Now you should have a list of new empty libraries probably at the top of kicad list.

Open up your Symbol Editor again, scroll through your existing personal libraries, find each of your personal symbols and, one at a time, right click it, select “save as” then in the new “save symbol as” window, scroll through the library list to find the new, correct library in which you want the symbol placed, change the name of the symbol only if you wish then click save.
Repeat as required for all your personal library symbols.

Not lame, and if there is something from the above you do not understand, please ask.

One more thing: footprints work exactly the same way, just substitute the word symbol for footprint in the above and place your new footprint libraries in the footprint folder you created.

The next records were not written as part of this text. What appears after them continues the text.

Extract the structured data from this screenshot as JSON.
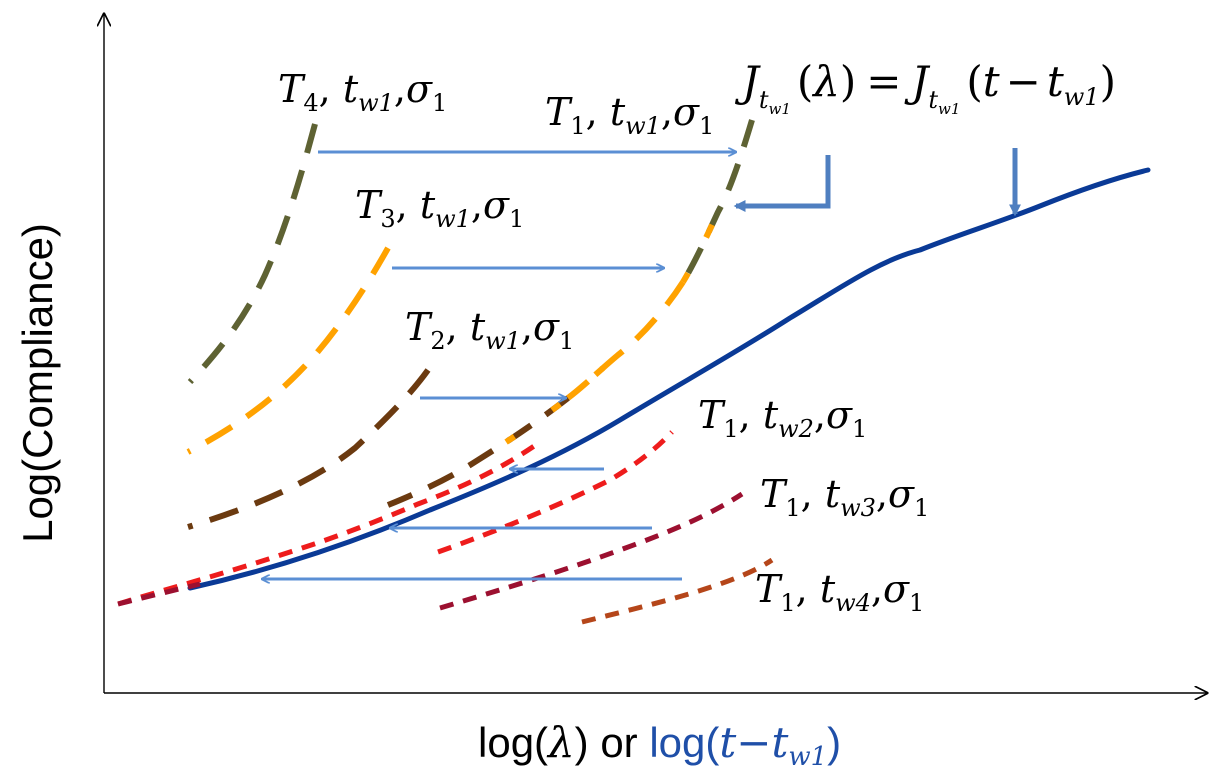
{
  "axes": {
    "y_label": "Log(Compliance)",
    "x_label_part1": "log(",
    "x_label_lambda": "λ",
    "x_label_part2": ") or ",
    "x_label_blue_log": "log(",
    "x_label_blue_t": "t",
    "x_label_blue_minus": "−",
    "x_label_blue_t2": "t",
    "x_label_blue_sub": "w1",
    "x_label_blue_close": ")"
  },
  "colors": {
    "master_curve": "#0a3a96",
    "shift_arrow": "#5b8fd4",
    "annotation_arrow": "#4f7fc0",
    "olive": "#5e6233",
    "orange": "#ffa200",
    "brown": "#6b3a10",
    "red": "#ee1c1c",
    "crimson": "#9c1030",
    "rust": "#b5461a",
    "x_label_blue": "#1f4fa8"
  },
  "labels": {
    "T4": {
      "T": "T",
      "Tsub": "4",
      "t": "t",
      "tsub": "w1",
      "s": "σ",
      "ssub": "1"
    },
    "T1a": {
      "T": "T",
      "Tsub": "1",
      "t": "t",
      "tsub": "w1",
      "s": "σ",
      "ssub": "1"
    },
    "T3": {
      "T": "T",
      "Tsub": "3",
      "t": "t",
      "tsub": "w1",
      "s": "σ",
      "ssub": "1"
    },
    "T2": {
      "T": "T",
      "Tsub": "2",
      "t": "t",
      "tsub": "w1",
      "s": "σ",
      "ssub": "1"
    },
    "Tw2": {
      "T": "T",
      "Tsub": "1",
      "t": "t",
      "tsub": "w2",
      "s": "σ",
      "ssub": "1"
    },
    "Tw3": {
      "T": "T",
      "Tsub": "1",
      "t": "t",
      "tsub": "w3",
      "s": "σ",
      "ssub": "1"
    },
    "Tw4": {
      "T": "T",
      "Tsub": "1",
      "t": "t",
      "tsub": "w4",
      "s": "σ",
      "ssub": "1"
    }
  },
  "equation": {
    "J": "J",
    "sub_t": "t",
    "sub_w": "w1",
    "lparen": "(",
    "lambda": "λ",
    "rparen": ")",
    "eq": "=",
    "t": "t",
    "minus": "−",
    "t2": "t",
    "t2sub": "w1"
  }
}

We, or i since i am the only one creating PCBs in our company, use only our own symbols and footprints. The reasons:

  • We have our own standards. For example which layer do we use for what, how thick the should lines on the silk screen be, how to split a symbol in different parts, which identifier do we use, …
  • We want to have a reference to our ERP system, every part has a part number and this should be added to the schematic.
  • There are different assemblies for a single layout/schematic. I add extra information to each part so that i know if a part is placed in a specific assembly and which part exactly. For example a resistor may have 100 Ω in one assembly, 2.2 kΩ in a other one yet another one does not have this resistor at all.
  • There is no problem with copyright and licenses. We can also change the symbols / footprints without worrying about licenses.
  • Some of the default symbols in KiCad have (or had, maybe this are changed now, i don’t know) have hidden pins. We don’t want that, hiding things is a horrible idea.
  • We used the parts of the wast majority of symbols/footprints in our library. This means we can use them without checking which parts we already used in the past to avoid having to keep a stock of very similar parts. This also means we tested the symbol and footprint before and know if it works.
  • For the same microcontrollers we most likely need a different symbol for each PCB, because we use different Pins as Input/Output and group them differently. It is very unlikely that a premade library has the correct symbol.

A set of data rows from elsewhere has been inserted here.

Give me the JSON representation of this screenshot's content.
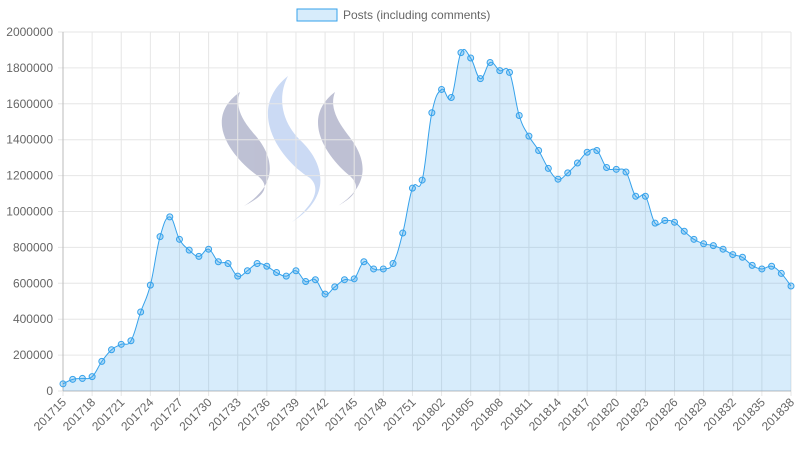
{
  "chart_data": {
    "type": "line",
    "legend": "top",
    "categories": [
      "201715",
      null,
      null,
      "201718",
      null,
      null,
      "201721",
      null,
      null,
      "201724",
      null,
      null,
      "201727",
      null,
      null,
      "201730",
      null,
      null,
      "201733",
      null,
      null,
      "201736",
      null,
      null,
      "201739",
      null,
      null,
      "201742",
      null,
      null,
      "201745",
      null,
      null,
      "201748",
      null,
      null,
      "201751",
      null,
      null,
      "201802",
      null,
      null,
      "201805",
      null,
      null,
      "201808",
      null,
      null,
      "201811",
      null,
      null,
      "201814",
      null,
      null,
      "201817",
      null,
      null,
      "201820",
      null,
      null,
      "201823",
      null,
      null,
      "201826",
      null,
      null,
      "201829",
      null,
      null,
      "201832",
      null,
      null,
      "201835",
      null,
      null,
      "201838"
    ],
    "series": [
      {
        "name": "Posts (including comments)",
        "color": "#36a2eb",
        "values": [
          40000,
          65000,
          70000,
          80000,
          165000,
          230000,
          260000,
          280000,
          440000,
          590000,
          860000,
          970000,
          845000,
          785000,
          750000,
          790000,
          720000,
          710000,
          640000,
          670000,
          710000,
          695000,
          660000,
          640000,
          670000,
          610000,
          620000,
          540000,
          580000,
          620000,
          625000,
          720000,
          680000,
          680000,
          710000,
          880000,
          1130000,
          1175000,
          1550000,
          1680000,
          1635000,
          1885000,
          1855000,
          1740000,
          1830000,
          1785000,
          1775000,
          1535000,
          1420000,
          1340000,
          1240000,
          1180000,
          1215000,
          1270000,
          1330000,
          1340000,
          1245000,
          1235000,
          1220000,
          1085000,
          1085000,
          935000,
          950000,
          940000,
          890000,
          845000,
          820000,
          810000,
          790000,
          760000,
          745000,
          700000,
          680000,
          695000,
          655000,
          585000
        ]
      }
    ],
    "ylim": [
      0,
      2000000
    ],
    "yticks": [
      0,
      200000,
      400000,
      600000,
      800000,
      1000000,
      1200000,
      1400000,
      1600000,
      1800000,
      2000000
    ],
    "grid": true
  }
}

Not true! This was the preliminary plan before the new file format was implemented, but for practical reasons it was not realized. Each file is still one symbol library.

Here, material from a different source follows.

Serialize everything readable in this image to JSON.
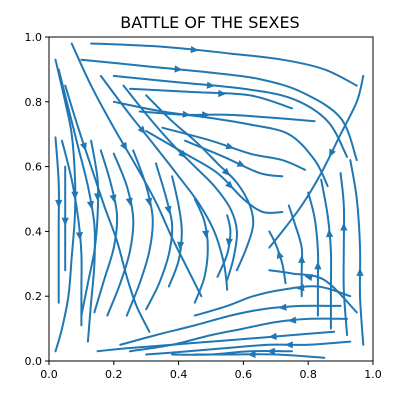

KiCad doesn’t care about folders when we talk about symbol libraries. All that matters is that each library (file) is in a library table (either the global one or the project specific).

Ah ok. as I still work with v5 I did not saw the final implementation yet. I crossed out my comment on this.

Thanks for your replies all …

so, let me get this straight - Kicad uses the term library in vastly different ways, including in reference to a schematic symbol ??! … and also, in reference to a collection of schematic symbols ??!

also, WHERE does the official documentation cover all this file structure stuff ???



The KiCad symbol libraries are the individual .lib files, with the corresponding .dcm files containing symbol metadata. These symbols are best used in combination with the official footprint libs.


The files packaged here are intended for KiCad version 5 or nightly builds that support the schematic library version 2.4 or newer.

page 6 needs filling in here :slight_smile:

found it, well some of it …

at the bottom of page 85 …

This I find confusing …

Symbol Library Editor Overview

The symbol library editor main window is shown below. It consists of three tool bars for
quick access to common features and a symbol viewing/editing area

maybe I’m being pedantic here, but shouldn’t that more simply read only as Symbol Editor ?!

Maybe, maybe not. My gripe about usability of that editor has been that it tries to do two different things in one UI, namely editing individual symbols and organizing symbol libraries. So you can’t know which main menu item belongs to which task. For example “Copy” may mean “Copy symbol from library” or “Copy item inside symbol”.